Recent decades have seen an accelerated extinction of wild plants and animals throughout the world, the scope and speed of which is unprecedented. We are bombarded with bad news about this on a daily basis across all media. One day, we are asked not to eat tuna or cod. The next, the focus shifts to who will pollinate our fruit trees if the world’s bee population dies out. How will we make our furniture in the future if climate change wipes out all of our spruce trees? And where can we enjoy some recreational snorkeling if entire coral reefs are transformed into dead haunted castles?

This loss of biodiversity is not a natural catastrophe; it has been caused by a single, massively dominant species of mammal: humankind. More than 10 million plant and animal species currently inhabit our planet. Each year, thousands of them disappear even before biologists have a chance to name them. The global causes of this mass extinction include the deforestation of large areas of rainforest, pollution and warming seas. The Living Planet Index 2008, produced by the World Wide Fund for Nature (WWF) and based on trends in 4,000 populations of 1,500 known species, shows an overall decline of 27 percent in the world’s biodiversity between 1970 and 2005. The decline is most noticeable in the Asia-Pacific region.

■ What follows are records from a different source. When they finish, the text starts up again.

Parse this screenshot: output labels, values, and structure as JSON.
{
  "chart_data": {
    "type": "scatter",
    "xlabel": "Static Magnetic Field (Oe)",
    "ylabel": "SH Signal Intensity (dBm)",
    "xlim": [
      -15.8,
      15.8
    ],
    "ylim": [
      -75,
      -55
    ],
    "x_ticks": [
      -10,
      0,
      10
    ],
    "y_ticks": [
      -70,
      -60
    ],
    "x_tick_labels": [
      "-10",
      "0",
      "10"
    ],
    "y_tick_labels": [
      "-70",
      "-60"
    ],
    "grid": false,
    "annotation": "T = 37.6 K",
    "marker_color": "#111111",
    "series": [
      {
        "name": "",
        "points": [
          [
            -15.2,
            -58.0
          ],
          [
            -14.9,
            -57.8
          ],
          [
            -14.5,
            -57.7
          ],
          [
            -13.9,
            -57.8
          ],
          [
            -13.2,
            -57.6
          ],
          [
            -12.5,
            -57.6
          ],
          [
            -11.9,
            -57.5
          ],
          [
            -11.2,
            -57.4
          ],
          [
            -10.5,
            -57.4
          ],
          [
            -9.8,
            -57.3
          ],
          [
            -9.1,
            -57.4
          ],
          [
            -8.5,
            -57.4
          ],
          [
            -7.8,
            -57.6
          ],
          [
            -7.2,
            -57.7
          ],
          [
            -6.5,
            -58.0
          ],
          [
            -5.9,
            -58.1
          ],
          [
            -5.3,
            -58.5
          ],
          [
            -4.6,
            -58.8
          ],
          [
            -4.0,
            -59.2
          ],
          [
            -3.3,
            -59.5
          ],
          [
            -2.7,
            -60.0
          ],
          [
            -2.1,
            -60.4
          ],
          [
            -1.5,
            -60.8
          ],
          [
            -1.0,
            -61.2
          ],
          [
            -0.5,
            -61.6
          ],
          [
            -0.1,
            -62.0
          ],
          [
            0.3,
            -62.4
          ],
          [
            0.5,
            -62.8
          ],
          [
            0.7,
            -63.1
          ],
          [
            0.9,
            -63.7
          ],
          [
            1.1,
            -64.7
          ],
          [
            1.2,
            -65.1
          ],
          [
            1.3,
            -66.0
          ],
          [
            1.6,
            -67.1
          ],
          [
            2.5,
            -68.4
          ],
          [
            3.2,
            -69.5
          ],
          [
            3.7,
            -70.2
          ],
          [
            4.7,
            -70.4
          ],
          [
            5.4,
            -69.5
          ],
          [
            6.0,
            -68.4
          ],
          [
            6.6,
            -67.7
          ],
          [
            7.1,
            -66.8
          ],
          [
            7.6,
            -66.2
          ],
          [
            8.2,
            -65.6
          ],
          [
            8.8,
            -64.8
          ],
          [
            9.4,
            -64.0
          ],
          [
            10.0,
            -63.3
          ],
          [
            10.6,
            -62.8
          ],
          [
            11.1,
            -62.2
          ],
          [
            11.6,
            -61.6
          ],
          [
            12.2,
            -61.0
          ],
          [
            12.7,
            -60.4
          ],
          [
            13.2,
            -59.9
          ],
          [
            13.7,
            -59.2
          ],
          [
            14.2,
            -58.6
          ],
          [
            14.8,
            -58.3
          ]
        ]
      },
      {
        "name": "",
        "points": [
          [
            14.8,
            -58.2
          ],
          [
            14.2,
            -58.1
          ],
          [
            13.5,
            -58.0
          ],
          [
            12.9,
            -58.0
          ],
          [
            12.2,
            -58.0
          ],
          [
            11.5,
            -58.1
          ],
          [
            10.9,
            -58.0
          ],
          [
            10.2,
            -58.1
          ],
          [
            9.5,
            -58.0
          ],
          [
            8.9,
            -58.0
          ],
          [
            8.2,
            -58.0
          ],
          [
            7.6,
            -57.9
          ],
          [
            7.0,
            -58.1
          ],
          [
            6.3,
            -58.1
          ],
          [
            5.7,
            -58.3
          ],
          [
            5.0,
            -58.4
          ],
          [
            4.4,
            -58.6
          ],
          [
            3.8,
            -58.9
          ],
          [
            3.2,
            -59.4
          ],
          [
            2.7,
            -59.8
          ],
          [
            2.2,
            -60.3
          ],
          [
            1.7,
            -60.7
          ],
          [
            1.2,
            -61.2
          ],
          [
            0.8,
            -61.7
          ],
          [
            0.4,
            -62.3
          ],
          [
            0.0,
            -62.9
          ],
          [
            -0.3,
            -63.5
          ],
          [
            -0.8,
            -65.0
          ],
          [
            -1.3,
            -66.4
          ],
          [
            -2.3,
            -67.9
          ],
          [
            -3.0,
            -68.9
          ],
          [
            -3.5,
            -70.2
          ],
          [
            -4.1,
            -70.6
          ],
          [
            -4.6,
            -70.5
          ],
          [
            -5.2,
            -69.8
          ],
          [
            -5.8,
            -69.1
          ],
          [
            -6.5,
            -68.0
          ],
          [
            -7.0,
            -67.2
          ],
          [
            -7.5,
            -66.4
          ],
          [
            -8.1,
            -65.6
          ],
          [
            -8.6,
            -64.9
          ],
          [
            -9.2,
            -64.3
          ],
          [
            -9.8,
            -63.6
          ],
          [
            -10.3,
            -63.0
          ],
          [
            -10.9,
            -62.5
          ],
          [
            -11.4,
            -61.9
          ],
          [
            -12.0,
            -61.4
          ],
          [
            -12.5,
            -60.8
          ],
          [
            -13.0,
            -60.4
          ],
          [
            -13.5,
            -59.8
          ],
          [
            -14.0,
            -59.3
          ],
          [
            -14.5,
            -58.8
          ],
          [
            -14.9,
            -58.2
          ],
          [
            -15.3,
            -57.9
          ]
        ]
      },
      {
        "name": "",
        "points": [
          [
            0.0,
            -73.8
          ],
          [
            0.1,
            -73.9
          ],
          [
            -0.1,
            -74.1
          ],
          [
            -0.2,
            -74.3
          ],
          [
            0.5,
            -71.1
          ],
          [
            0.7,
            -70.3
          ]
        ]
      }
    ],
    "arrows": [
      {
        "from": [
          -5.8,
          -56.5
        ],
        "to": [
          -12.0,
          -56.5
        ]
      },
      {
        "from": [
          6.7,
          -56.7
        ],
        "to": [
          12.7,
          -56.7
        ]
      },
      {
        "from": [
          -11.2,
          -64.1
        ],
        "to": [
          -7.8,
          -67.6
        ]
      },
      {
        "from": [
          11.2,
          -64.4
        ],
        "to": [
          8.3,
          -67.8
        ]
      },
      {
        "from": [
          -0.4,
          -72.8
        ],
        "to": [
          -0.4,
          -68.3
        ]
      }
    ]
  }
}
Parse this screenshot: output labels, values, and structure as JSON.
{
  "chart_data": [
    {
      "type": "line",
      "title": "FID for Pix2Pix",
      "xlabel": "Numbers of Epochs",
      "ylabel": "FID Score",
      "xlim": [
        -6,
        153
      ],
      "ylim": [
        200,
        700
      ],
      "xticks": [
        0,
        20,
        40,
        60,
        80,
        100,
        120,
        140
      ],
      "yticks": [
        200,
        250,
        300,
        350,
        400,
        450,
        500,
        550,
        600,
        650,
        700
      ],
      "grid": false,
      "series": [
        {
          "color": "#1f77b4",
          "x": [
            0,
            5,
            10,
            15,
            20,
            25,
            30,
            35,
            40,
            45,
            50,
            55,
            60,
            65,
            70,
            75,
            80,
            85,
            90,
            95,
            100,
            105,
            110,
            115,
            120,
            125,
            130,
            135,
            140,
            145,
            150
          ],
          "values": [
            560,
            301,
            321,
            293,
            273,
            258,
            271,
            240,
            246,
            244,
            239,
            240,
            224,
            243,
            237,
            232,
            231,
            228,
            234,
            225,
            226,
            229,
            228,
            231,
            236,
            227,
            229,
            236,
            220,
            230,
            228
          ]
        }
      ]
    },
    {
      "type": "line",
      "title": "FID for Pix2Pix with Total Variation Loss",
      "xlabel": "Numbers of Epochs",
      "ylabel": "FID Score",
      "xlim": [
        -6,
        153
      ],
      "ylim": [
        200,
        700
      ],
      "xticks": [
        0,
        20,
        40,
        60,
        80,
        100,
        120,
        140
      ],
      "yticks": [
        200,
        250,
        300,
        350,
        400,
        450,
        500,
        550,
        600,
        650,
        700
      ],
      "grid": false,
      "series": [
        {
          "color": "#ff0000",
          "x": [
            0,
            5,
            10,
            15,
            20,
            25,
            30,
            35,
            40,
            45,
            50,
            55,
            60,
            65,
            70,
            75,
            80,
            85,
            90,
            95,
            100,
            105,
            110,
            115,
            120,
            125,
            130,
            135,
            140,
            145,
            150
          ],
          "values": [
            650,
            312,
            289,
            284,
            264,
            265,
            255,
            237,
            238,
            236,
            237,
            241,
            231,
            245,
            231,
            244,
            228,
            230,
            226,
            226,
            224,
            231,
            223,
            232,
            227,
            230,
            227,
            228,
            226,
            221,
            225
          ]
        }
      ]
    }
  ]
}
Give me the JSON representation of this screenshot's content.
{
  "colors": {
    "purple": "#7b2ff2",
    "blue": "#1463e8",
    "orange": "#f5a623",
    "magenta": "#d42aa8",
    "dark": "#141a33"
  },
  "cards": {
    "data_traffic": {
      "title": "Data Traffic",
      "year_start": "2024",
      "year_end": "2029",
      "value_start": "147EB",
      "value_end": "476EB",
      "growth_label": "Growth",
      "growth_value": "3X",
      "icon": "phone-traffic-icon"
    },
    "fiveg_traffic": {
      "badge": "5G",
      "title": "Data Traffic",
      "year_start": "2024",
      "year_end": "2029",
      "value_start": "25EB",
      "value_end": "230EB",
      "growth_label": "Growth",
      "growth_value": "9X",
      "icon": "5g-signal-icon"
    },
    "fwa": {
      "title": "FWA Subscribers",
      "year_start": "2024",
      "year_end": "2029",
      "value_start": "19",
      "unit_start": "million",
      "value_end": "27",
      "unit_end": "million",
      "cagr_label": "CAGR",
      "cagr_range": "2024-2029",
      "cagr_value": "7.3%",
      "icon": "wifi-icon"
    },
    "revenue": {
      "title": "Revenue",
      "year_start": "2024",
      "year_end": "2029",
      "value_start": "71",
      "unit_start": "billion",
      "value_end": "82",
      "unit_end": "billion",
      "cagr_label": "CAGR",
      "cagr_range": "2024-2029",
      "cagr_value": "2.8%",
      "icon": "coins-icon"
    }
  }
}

The Red Lists of endangered species published by the International Union for the Conservation of Nature (IUCN) provides the most accurate information on the global decline in the diversity of species. The figures in the 2009 report give cause for alarm: 17,291 species – more than one third of the 47,677 species that were studied – are threatened with extinction. Among vertebrates, for example, one in eight birds, one in five mammals and one in three amphibian species were considered at risk; 277 known species (excluding fish) have already disappeared in the last few hundred years, but not one single new species has emerged.